WAC Clearinghouse Teaching Guide

Teaching Detail and Development

Students often forget how important detail and development are in helping the audience understand their writing. The old "showing not telling" addage really holds true in nonfiction writing as well as fiction. In a Literacy Essay, for example, it's one thing to say "I was in third grade" and another to describe what that experience was like so that the reader can visualize or "feel" it as they read details about the classroom itself, the teacher's appearance and demeanor, or what it felt like to sit in the classroom and watch the hands on the clock slowly lurch their way towards three o'clock. "I was in third grade" gives accurate information but no sense of what this experience means to the writer.

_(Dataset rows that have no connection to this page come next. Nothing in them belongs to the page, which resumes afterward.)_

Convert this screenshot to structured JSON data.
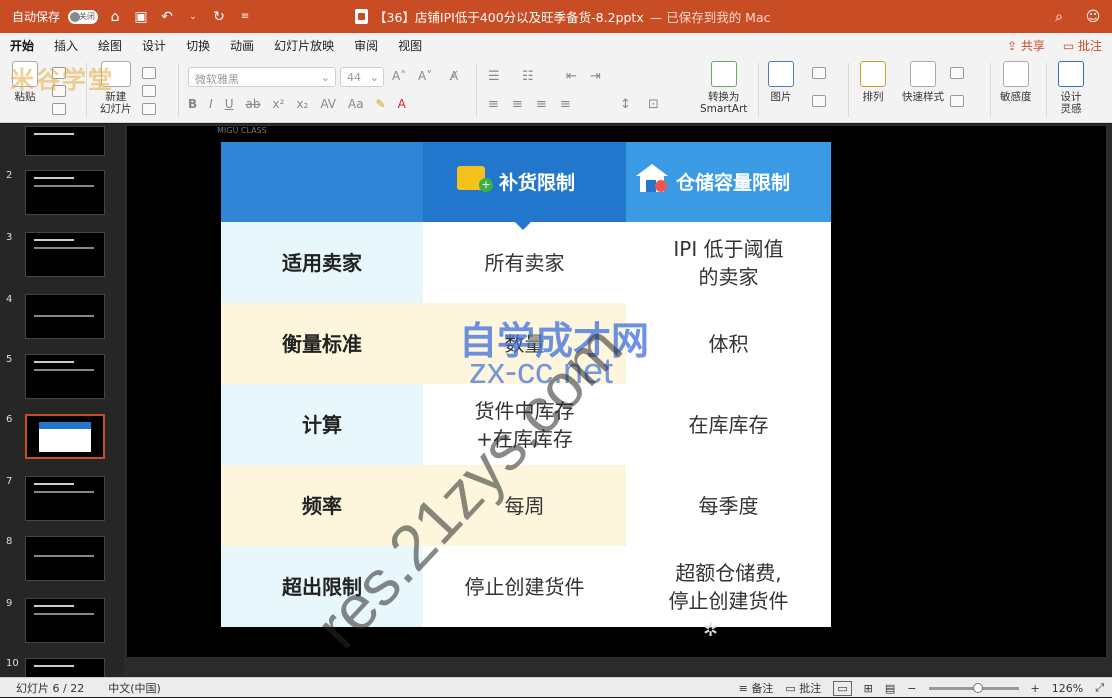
{
  "titlebar": {
    "autosave_label": "自动保存",
    "autosave_state": "关闭",
    "file_title": "【36】店铺IPI低于400分以及旺季备货-8.2pptx",
    "saved_status": "— 已保存到我的 Mac"
  },
  "menu": {
    "tabs": [
      "开始",
      "插入",
      "绘图",
      "设计",
      "切换",
      "动画",
      "幻灯片放映",
      "审阅",
      "视图"
    ],
    "share_label": "共享",
    "comments_label": "批注"
  },
  "ribbon": {
    "paste_label": "粘贴",
    "new_slide_label": "新建\n幻灯片",
    "font_name_placeholder": "微软雅黑",
    "font_size_value": "44",
    "convert_smartart_label": "转换为\nSmartArt",
    "picture_label": "图片",
    "arrange_label": "排列",
    "quick_styles_label": "快速样式",
    "sensitivity_label": "敏感度",
    "designer_label": "设计\n灵感",
    "logo_watermark": "米谷学堂"
  },
  "sidebar": {
    "slides": [
      {
        "num": "2"
      },
      {
        "num": "3"
      },
      {
        "num": "4"
      },
      {
        "num": "5"
      },
      {
        "num": "6"
      },
      {
        "num": "7"
      },
      {
        "num": "8"
      },
      {
        "num": "9"
      },
      {
        "num": "10"
      }
    ],
    "active_index": 6
  },
  "slide": {
    "brand_text": "MIGU CLASS",
    "headers": [
      "",
      "补货限制",
      "仓储容量限制"
    ],
    "rows": [
      {
        "label": "适用卖家",
        "col1": "所有卖家",
        "col2": "IPI 低于阈值\n的卖家"
      },
      {
        "label": "衡量标准",
        "col1": "数量",
        "col2": "体积"
      },
      {
        "label": "计算",
        "col1": "货件中库存\n+在库库存",
        "col2": "在库库存"
      },
      {
        "label": "频率",
        "col1": "每周",
        "col2": "每季度"
      },
      {
        "label": "超出限制",
        "col1": "停止创建货件",
        "col2": "超额仓储费,\n停止创建货件"
      }
    ],
    "watermarks": {
      "site1": "自学成才网",
      "site2": "zx-cc.net",
      "diagonal": "res.21zys.com"
    }
  },
  "statusbar": {
    "slide_count": "幻灯片 6 / 22",
    "language": "中文(中国)",
    "notes_label": "备注",
    "comments_label": "批注",
    "zoom_level": "126%"
  },
  "colors": {
    "accent": "#c94d24",
    "header_blue": "#2277cc",
    "row_light_blue": "#e8f7fb",
    "row_light_yellow": "#fdf6dc"
  }
}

This guide includes several exercises. To move directly to them, following the links below.

Suggested Sequence

The Suggested Sequence section provides ideas and ways to work the exercises into your class. The bibilographical information provides other sources for more information about exercises like these or other ideas for your classroom.

We've set up suggestions for some exercises that work well together and suggested days on which you may want to implement them, but shuffle them around according to what works best for you and your class.

Day One

It's probably best to stick to going over your syllabus, introducing yourself to your students, and having them introduce themselves to one another. Since this is a workshop course, the earlier they get to know one another and feel comfortable discussing assignments together, the more smoothly your workshops will go in the future. If you have a Tues./Thurs. class and don't want to let them out too early, the cookie exercise from Stephen Reid's textbook, the Prentice Hall Guide, works well on the first day. It gives them some early practice with writing detail, they get to work together, and most importantly, you provide them with a tasty snack that will endear you to them for the rest of the semester.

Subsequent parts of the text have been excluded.